ゴブリンのエルフブリーダー

ぺしぺしぺしぺしぺしぺしぺしぺしぺしぺし

第1話「売られたエルフの女」

 私の名前はララ。魔界にある、とある森の中で暮らしているエルフだ。

 今日は私の成人の日、晴れて一人前のエルフとして、集落の仲間の一員となる日だ。


「じゃあ、ララ。私は用事があるから留守番をお願いするわね」

「うん!今日は私の成人の儀式があるんだから、早く帰ってきてよね!」


 そう言ってママは出て行った。用事とは何のことだろう?今日は私にとっての大事な日だ。早く帰ってきて、立派になった私を見てほしいものだ。





 しばらくして、ママが戻ってきた。そんなに時間も経っていないけど、たいした用事でもなかったのだろう。


「おかえり、ママ……」


 私に向けられた冷たい視線。今まで見たこともない冷めた顔のママが、私を見下ろしていた。

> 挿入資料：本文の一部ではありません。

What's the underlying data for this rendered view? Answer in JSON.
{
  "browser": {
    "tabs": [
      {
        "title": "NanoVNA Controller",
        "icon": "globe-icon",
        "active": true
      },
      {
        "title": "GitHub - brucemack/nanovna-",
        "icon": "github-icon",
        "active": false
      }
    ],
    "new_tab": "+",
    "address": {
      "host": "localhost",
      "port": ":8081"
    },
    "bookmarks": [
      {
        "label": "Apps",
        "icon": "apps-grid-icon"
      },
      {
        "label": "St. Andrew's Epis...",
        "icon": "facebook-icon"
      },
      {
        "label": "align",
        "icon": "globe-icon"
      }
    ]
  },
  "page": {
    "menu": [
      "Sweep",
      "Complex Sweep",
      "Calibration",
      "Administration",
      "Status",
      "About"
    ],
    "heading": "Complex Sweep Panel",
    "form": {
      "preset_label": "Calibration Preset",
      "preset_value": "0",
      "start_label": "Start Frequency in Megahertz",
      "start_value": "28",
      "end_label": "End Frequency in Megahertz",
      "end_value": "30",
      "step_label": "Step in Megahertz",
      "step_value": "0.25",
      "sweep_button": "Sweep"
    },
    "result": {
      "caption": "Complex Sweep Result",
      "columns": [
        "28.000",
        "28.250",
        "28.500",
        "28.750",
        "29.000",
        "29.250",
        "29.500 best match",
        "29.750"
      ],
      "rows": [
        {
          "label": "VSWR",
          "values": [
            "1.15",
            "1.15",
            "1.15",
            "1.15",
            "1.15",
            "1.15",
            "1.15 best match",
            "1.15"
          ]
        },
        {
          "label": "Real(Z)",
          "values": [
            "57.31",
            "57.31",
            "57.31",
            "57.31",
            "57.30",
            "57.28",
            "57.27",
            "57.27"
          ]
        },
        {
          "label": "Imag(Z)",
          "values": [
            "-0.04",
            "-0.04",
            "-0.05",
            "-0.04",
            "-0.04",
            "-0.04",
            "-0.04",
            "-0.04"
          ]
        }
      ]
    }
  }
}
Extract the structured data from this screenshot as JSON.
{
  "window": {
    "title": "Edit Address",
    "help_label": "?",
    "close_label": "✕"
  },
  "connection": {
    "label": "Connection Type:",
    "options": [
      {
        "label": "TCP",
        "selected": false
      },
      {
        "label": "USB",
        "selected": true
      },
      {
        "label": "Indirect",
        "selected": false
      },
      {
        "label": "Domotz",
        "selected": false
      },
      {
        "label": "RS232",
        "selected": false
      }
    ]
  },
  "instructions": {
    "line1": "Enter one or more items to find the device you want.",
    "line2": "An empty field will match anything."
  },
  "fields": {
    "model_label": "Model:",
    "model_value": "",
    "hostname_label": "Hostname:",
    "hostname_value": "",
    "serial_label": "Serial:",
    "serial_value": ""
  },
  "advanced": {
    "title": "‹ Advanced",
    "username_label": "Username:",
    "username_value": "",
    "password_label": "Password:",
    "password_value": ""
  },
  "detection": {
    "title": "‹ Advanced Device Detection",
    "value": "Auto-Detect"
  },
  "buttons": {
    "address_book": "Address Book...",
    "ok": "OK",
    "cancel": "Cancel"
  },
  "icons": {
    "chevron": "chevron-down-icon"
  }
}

 そして、ママの後ろから私を覗く緑色の矮小な身体が一つ、私を見ていた。ゴブリンだ。


「ゴブリン…?どういう事……?」


 頭の中が真っ白になる。どういう事か理解ができない。どうしてゴブリンが私のお家に……?っていうか、どうしてママとゴブリンが一緒に……?どうしてゴブリンなんかがエルフの集落に入ってきてるの……?


「ヘヘ、コイツがそのエルフカ?」

「そうよ。さ、早く連れて行ってちょうだい」

「ヘヘヘ、イわれなくても。さあ、オマエ、ハヤくコイ!!!」

「え!?なに!!?いや!!!ママ!!!」


 ゴブリンがおもむろに私の腕をつかむ。必死になって助けを請おうとママの顔を見た時、私の思考は固まった。


「ママ……?」


 ひどく冷たい目をしていた。まるで汚物でも見るかのような、ひどく冷たい眼だった。


「オマエはウられたんダ。クルミイッコ分のネダンでナ。オレにとってはケッシテヤスくはないカイモノだったが、トモカク、オマエはイマからオレのモノダ!」

「そんな……!いや!!!ママぁ!!!助けてえ!!!」

「………」


 ゴブリンに無理やり家から連れ出される。怖くて必死に抵抗するけど、その様子をママは黙ったままじっと見ていた。

 私は売られた……。けど、どうして……?どうして私は売られたの……?しかもクルミ一つ分って……。何か悪い事でもしたって言うの……?


「イヤだ!!!放してっ!!!誰か……!!!誰か助けてよお!!!ママぁ!!!」


 私の声が村の中に空しく木霊する。集落のヒト達も物珍しそうにぼーっと私たちの様子を見ているだけだ。


「そんな……!どうして私が……!うっ……うぅぅぅぅ……!」


 ゴブリンに引きずられながら、私は集落から連れ去られていった。私は、ゴブリンに売られたのだ。